Raas or Dandiya Raas is the traditional folk dance form of Vrindavan, India, where it is performed depicting scenes of Holi, and lila of Krishna andRadha. Along with Garba, it is the featured dance of Navratri evenings in Western India. During Navratri festival, in most of the cities of Gujarat and inMumbai people gather and perform Garba dance.
There are several forms of Raas, but “Dandiya Raas”, performed during Navaratri in Gujarat is the most popular form. Other forms of Raas include Dang Lila from Rajasthan where only one large stick is used, and “Rasa lila” from North India. Raas Lila and Dandiya Raas are similar. Some even consider “Garba” as a form of Raas, namely “Raas Garba”.
In Dandiya Raas men and women dance in two circles, with sticks in their hands. In the old times Raas did not involve much singing, just the beat of Dhol was enough. “Dandiya” or sticks, are about 18″ long. Each dancer holds two, although some times when they are short on Dandiya they will use just one in right hand. Generally, in a four beat rhythm, opposite sides hit the sticks at the same time, creating a nice sound. One circle goes clockwise and another counter clockwise. In the west, people don’t form full circles, but instead often form rows.
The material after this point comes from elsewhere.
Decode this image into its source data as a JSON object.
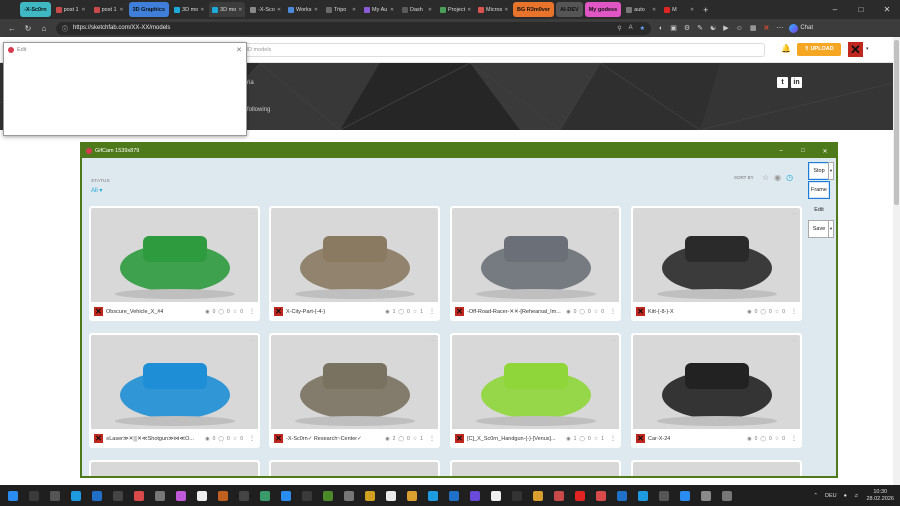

The Dandiya Raas dance originated as devotional Garba dances, which were performed in Goddess Durga’s honor. This dance form is actually the staging of a mock-fight between Goddess Durga and Mahishasura, the mighty demon-king. This dance is also nicknamed ‘The Sword Dance’. The sticks of the dance represent the sword of Goddess Durga.
The origin of these dances can be traced back to the life of Lord Krishna. Today, Raas is not only an important part of Navaratri in Gujarat but extends itself to other festivals related to harvest and crops as well.